Keeping up with Adventuroo's "A Week in My Life" project. has turned out to be nearly impossible. Too much life happening to have enough time left over for writing about it. But I'm doing what I can -- check out my Monday here and my Tuesday here. Then you'll have a good idea about why I'm so tired.
Friday was no ordinary day. It was Go to the North Carolina State Fair Day.

So for our documentation purposes here, we'll skip over the morning part where I went to work, Pippi went to preschool and Junius went to the office with his Daddy, blah blah blah. Let's jump straight into the crazy fun part....

If you can make it, they can fry it. More on that later, but we just couldn't resist a photo on the way in.

Self-portrait so that my dermatologist will be impressed. The weather was NC perfect on Friday -- but definitely required sunscreen and a hat.

The one ride we all went on together was the Ferris wheel (or, "ferist wheel," as Junius calls it). This unedited photo was taken while we waited in line.

Here are my two dare devils, waiting for the wheel to start turning...

...and here are my white knuckles as I gripped the handle. I was seriously nervous on this ride. My children were not. I spent much of the ride telling them to hold on and sit down. It's been a long, long time since my days on the Carolina Cyclone and Thunder Road.

The view from the top of the Ferris wheel was very cool. But it was hard to grip the handlebar with one hand and take a photo with the other hand without dropping my iPhone.

Some of our beach buddies came into town for the day so they could go to the Fair. And what a bonus for us that we were already planning to go on the same day! Pippi was so happy to see her friend, they kept holding hands and hopping around. So adorable...

Junius really liked controlling the map.
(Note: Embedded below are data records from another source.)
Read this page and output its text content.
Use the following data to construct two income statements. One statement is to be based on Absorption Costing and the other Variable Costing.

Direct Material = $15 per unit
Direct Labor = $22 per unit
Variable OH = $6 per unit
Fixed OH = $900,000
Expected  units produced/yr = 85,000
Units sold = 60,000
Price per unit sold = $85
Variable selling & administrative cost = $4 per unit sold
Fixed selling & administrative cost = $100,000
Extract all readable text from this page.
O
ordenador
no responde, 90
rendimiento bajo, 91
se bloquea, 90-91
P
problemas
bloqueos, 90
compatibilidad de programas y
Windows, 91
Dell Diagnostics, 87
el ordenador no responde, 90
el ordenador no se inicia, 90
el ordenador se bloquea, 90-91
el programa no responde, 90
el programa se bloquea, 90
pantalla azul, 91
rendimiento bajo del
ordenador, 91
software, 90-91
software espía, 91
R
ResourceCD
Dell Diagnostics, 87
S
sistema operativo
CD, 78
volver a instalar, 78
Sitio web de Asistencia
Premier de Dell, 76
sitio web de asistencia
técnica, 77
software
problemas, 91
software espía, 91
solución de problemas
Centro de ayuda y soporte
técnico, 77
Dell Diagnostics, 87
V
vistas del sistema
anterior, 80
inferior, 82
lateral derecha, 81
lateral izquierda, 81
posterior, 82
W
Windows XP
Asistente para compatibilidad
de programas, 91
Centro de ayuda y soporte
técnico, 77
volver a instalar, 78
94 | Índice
I'm not sure how well-developed his sense of direction is, but knowledge is power -- and now that he can read, he really likes having the power tools.

Junius and his beach buddy directed us (more or less -- okay, less) to the animal area, where we watched the sheep getting sheared. The sheep did not seem happy about this plan. The children were mesmerized. I was considering switching to synthetic fabrics.

I don't know what this lovely girl's name is, but she was one of the people showing off recently-sheared sheep in the animal section. She must be really good at it because she had on one hell of a belt buckle. Pippi was jealous.

And here's another celebrity at the Fair -- my friend, the Practical Cook. In addition to being awesome because of her deep and abiding love of cereal, she is also a Deep Fried Ambassador for the NC State Fair. Seriously. She has a media pass and everything. Check out her blog -- including video of her taste tests with deep fried Kool Aid, deep fried bubblegum and the Krispy Kreme burger. I'm not kidding.

Pippi was desperate for ice cream with sprinkles. Not sure you can see it here, but she ended up with sprinkles in her hair because she was so excited.

Thanks to a tip from the Practical Cook, based on her extensive deep fried Fair research, we located the best stand for deep fried Oreos. After sharing a taste with Pippi, she promptly declared the Oreos to be even better than ice cream. If you'd like to hear an on-the-scene description of what it tastes like, check out the video at the end of this post. Here's a peek inside...

While we were indulging, Junius was busy spending the last of his ride tickets (which we bought in advance because they are SO much cheaper that way). He looks kind of serious in this photo, which could be because he takes his fake four-wheeler driving very seriously or might actually be because he is flippin exhausted.

By that point, we had clearly overstayed our welcome at the Fair. Thus, Pippi got carried back down the long and winding path back to the car (free parking at Gate 8, thankyouverymuch) -- first on a mommy piggy-back and then on daddy's shoulders.

And before you get alarmed that I'm not wearing my hat anymore in this photo, rest easy knowing that it was dark out by then. Seriously time to go home -- but worth staying to see the Fair light up as we said farewell until next year.